PPF_Noise_ComfyUI
PPF_Noise_ComfyUI copied to clipboard
The exponent isn't used by default...?
Am I reading this right? The amplitude
starts at 1.0, and is repeatedly multiplied by persistence
. The default persistence
is 1.0, which means amplitude
stays at 1.0 through all those multiplications. When noise is generated per-channel with
noise_value_r = noise(nx + X, ny + Y, nz + Z, p) * amplitude ** exponent
The operator precedence in Python raises amplitude
to the power of exponent
first, and only then is that result multiplied by the noise()
call. Because by default, amplitude
stays at 1.0, and 1.0 to any non-NaN power is 1.0, the exponent is simply ignored unless persistence
has been set to something other than 1.0 .
I am guessing this is not the intended behavior. Without exponentiation involved, I would think this isn't actually different from Perlin noise with Fractal Brownian Motion (the most common way I've seen Perlin noise), and I'd suggest changing the default persistence
so this does something more-or-less novel by default.
I'd also strongly suggest clarifying the range calls to noise()
can take, since there's no single standard across noise implementations, and exponentiation would be very different if it can apply to negative and positive numbers, rather than just positive ones. It looks like your noise() can return values between -1 and 1, which is I believe as Ken Perlin originally wrote it, but that seems a little curious to use for RGBA channels. In the context of this generator, does it make sense to have a negative value for red, green, or blue? Should it clamp values, should the noise be scaled and shifted to the 0-1 range, or should the noise be left alone? Typically, with 8 octaves of Perlin noise, the results are much more frequent near the center of the range (for noise between -1 and 1, that would be around 0) than they are at the most extreme values. Clamping such values would produce 0 or a low value most often by far, which could be optimal in this case because high outliers would be rare. Scaling and shifting the noise to the 0 to 1 range would put most results near 0.5 . Perlin and more recently Schlick have published good "bias" and "gain" functions that can be used to emphasize or de-emphasize extreme values. Barron published a convenient micro-paper, https://arxiv.org/abs/2010.09714 , for a way to control the emphasis even more using two parameters; this applies to values in the 0 to 1 range and produces results in that range as well. If you use any of these parameterized emphasis controls, you can expose the parameters to users as well! That is something I feel isn't present enough when noise is provided by libraries, and is very powerful when someone needs really tight control.

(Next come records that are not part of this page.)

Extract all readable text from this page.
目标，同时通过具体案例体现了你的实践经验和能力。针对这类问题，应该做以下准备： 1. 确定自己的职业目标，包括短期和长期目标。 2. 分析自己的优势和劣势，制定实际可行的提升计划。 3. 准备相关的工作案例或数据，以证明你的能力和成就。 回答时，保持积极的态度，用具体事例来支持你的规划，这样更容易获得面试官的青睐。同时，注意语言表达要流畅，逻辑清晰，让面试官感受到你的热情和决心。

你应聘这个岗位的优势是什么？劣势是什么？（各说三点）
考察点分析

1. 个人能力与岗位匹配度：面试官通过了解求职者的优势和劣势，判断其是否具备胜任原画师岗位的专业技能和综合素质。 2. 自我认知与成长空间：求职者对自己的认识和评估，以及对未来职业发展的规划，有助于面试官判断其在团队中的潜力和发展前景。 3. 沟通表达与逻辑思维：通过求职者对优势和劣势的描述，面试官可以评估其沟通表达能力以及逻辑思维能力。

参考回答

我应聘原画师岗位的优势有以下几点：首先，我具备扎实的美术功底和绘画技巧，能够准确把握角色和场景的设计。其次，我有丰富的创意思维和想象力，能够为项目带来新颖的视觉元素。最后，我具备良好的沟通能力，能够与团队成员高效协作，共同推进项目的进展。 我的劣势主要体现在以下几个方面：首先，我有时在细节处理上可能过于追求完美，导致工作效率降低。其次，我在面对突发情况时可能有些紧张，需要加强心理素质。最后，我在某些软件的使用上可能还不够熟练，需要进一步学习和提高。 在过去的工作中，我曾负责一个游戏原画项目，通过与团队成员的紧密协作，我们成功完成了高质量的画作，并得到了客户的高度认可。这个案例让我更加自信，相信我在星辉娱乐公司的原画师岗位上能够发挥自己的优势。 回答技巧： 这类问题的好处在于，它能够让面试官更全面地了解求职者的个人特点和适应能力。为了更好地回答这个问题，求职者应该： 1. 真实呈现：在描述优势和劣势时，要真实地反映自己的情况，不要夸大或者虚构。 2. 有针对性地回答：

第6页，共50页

Thanks for thinking about ways to improve AI art! It's great to see how code has become so influential to this new field. It would be interesting if someone could figure out just how and why using Perlin (power fractal) noise is more effective than whatever Comfy uses without this. I'm guessing that since the distribution of Perlin noise is quite different from, say, white noise, if Comfy used white noise it would have more random outliers relative to any form of multi-octave Perlin (or Simplex) noise.